In an ongoing series of posts on the EMiC blog, we’ll be talking about where we are now, how EMiC helped us get here, and how we view the relationship between digital humanities scholarship/training and the #alt-ac and #post-ac tracks. But to get us started, I’d like to feature an article by one of my #alt-ac icons, Katina Rogers, who started out as a PhD in Comparative Literature at the University of Boulder, and is now the Managing Editor of MLA Commons, the MLA’s alternative digital press and scholarly network. You might already know it, or its sister MediaCommons, started by Kathleen Fitzpatrick and the home of Bethany Nowviskie’s #Alt-Academy project. In her recent essay for #Alt-Academy, “Discerning Unexpected Paths,” Katina explores her own journey into the #alt-ac world, and her work with the Scholarly Communications Initiative in analyzing how others like me have ended up there with her. As Katina notes, “The problem with signposts on the alternative academic track is that they aren’t where you expect them to be,” which makes the journey both exciting and unpredictable. Instead of the straight line from PhD to t-t, moving onto the #alt-ac track looks rather more like the social network graph above. You can read the entirety of Katina’s essay here, and keep your eye on this space for discussions of the unexpected paths taken by EMiC fellows past and present.

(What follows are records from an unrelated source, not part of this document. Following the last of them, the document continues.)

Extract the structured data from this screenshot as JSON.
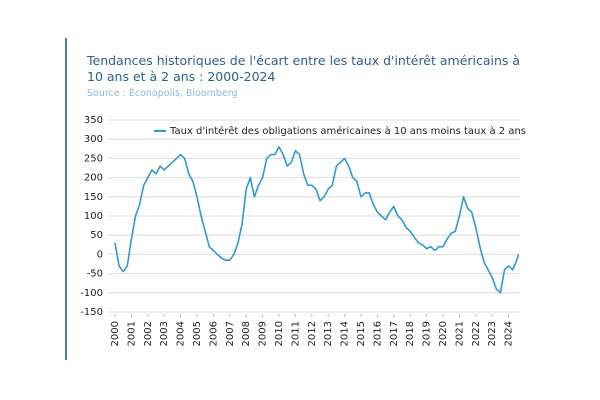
{
  "chart_data": {
    "type": "line",
    "title": "Tendances historiques de l'écart entre les taux d'intérêt américains à 10 ans et à 2 ans : 2000-2024",
    "subtitle": "Source : Econopolis, Bloomberg",
    "x": [
      2000.0,
      2000.25,
      2000.5,
      2000.75,
      2001.0,
      2001.25,
      2001.5,
      2001.75,
      2002.0,
      2002.25,
      2002.5,
      2002.75,
      2003.0,
      2003.25,
      2003.5,
      2003.75,
      2004.0,
      2004.25,
      2004.5,
      2004.75,
      2005.0,
      2005.25,
      2005.5,
      2005.75,
      2006.0,
      2006.25,
      2006.5,
      2006.75,
      2007.0,
      2007.25,
      2007.5,
      2007.75,
      2008.0,
      2008.25,
      2008.5,
      2008.75,
      2009.0,
      2009.25,
      2009.5,
      2009.75,
      2010.0,
      2010.25,
      2010.5,
      2010.75,
      2011.0,
      2011.25,
      2011.5,
      2011.75,
      2012.0,
      2012.25,
      2012.5,
      2012.75,
      2013.0,
      2013.25,
      2013.5,
      2013.75,
      2014.0,
      2014.25,
      2014.5,
      2014.75,
      2015.0,
      2015.25,
      2015.5,
      2015.75,
      2016.0,
      2016.25,
      2016.5,
      2016.75,
      2017.0,
      2017.25,
      2017.5,
      2017.75,
      2018.0,
      2018.25,
      2018.5,
      2018.75,
      2019.0,
      2019.25,
      2019.5,
      2019.75,
      2020.0,
      2020.25,
      2020.5,
      2020.75,
      2021.0,
      2021.25,
      2021.5,
      2021.75,
      2022.0,
      2022.25,
      2022.5,
      2022.75,
      2023.0,
      2023.25,
      2023.5,
      2023.75,
      2024.0,
      2024.25,
      2024.5,
      2024.6
    ],
    "series": [
      {
        "name": "Taux d'intérêt des obligations américaines à 10 ans moins taux à 2 ans",
        "color": "#2e9ad0",
        "values": [
          30,
          -30,
          -45,
          -30,
          40,
          100,
          130,
          180,
          200,
          220,
          210,
          230,
          220,
          230,
          240,
          250,
          260,
          250,
          210,
          190,
          150,
          100,
          60,
          20,
          10,
          0,
          -10,
          -15,
          -15,
          0,
          30,
          80,
          170,
          200,
          150,
          180,
          200,
          250,
          260,
          260,
          280,
          260,
          230,
          240,
          270,
          260,
          210,
          180,
          180,
          170,
          140,
          150,
          170,
          180,
          230,
          240,
          250,
          230,
          200,
          190,
          150,
          160,
          160,
          130,
          110,
          100,
          90,
          110,
          125,
          100,
          90,
          70,
          60,
          45,
          30,
          25,
          15,
          20,
          10,
          20,
          20,
          40,
          55,
          60,
          100,
          150,
          120,
          110,
          70,
          20,
          -20,
          -40,
          -60,
          -90,
          -100,
          -40,
          -30,
          -40,
          -15,
          0
        ]
      }
    ],
    "xlim": [
      2000,
      2025
    ],
    "xticks": [
      2000,
      2001,
      2002,
      2003,
      2004,
      2005,
      2006,
      2007,
      2008,
      2009,
      2010,
      2011,
      2012,
      2013,
      2014,
      2015,
      2016,
      2017,
      2018,
      2019,
      2020,
      2021,
      2022,
      2023,
      2024
    ],
    "ylim": [
      -150,
      350
    ],
    "yticks": [
      -150,
      -100,
      -50,
      0,
      50,
      100,
      150,
      200,
      250,
      300,
      350
    ],
    "grid": true,
    "legend": "top"
  }
}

2 Responses to “Looking for Signposts”

  1. Kailin Wright says:

    Thanks for the enlightening post, Melissa! Do you have any suggestions for how English Graduate programs can better prepare students for alt-ac positions. In my experience, there can be a real tunnel vision in PhD programs wherein a tenure-track job seems like the privileged goal and anything else is a lesser position to be discussed in hushed tones. I think that posts like yours are a good step in the direction of helping change these attitudes.

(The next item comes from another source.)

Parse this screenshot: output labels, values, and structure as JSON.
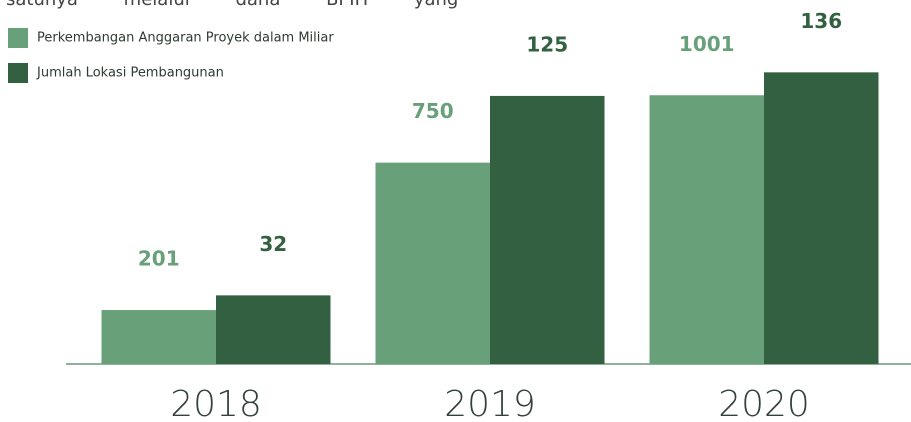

  2. Melissa Dalgleish says:

    I think doing away with the “hushed tones,” as you say, is perhaps the most important first step. Let’s talk about it! For people who base their life’s work on data and analysis, many academics don’t much like the real numbers when it comes to what PhDs do after academia. Roughly 50% of people never finish the degree, which many don’t know and which signals that the current system isn’t serving some people well. Depending on the field, about the same number who do finish end up in non-academic jobs. Working to create a culture in which professors openly acknowledge that their students will be following diverse career paths, and that the university has an ethical responsibility to provide graduate students with some of the skills they’ll need to pursue those paths, is imperative.

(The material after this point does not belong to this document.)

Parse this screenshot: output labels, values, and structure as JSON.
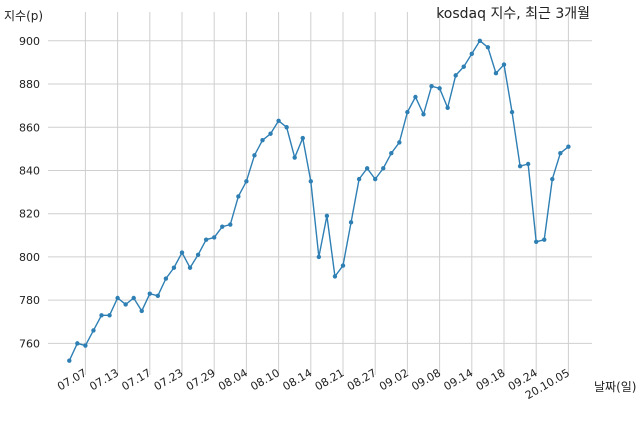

    Now that I’m on the other side of the fence, I realize that a culture of openness can do as much, if not more, than creating new resources. We have a stunning array of professional and transferable skills programming available to graduate students on campus, as we do opportunities–like the Mitacs internship program, various faculty RA positions, and non-traditional TAships like working in the writing centre–that can help students develop valuable skills in communication, translating research into impact, writing pedagogy, and a whole host of other soft and technical skills. And they’re underutilized. I blame this on a culture that keeps professors from telling their students about these opportunities, because students headed for the tenure-track don’t need transferable skills, and that keeps students feeling like their commitment to the ideal of the tenure-track is constantly being policed, which makes it unsafe to do anything other than teach, write, publish, and conference.

    TL;DR, fostering this culture of openness and revealing some of the many fascinating and challenging non-professorial careers that graduate study can lead to, and that DH may facilitate the transition into a bit more easily than traditional humanities study, is the primary reason I’m curating this series of posts.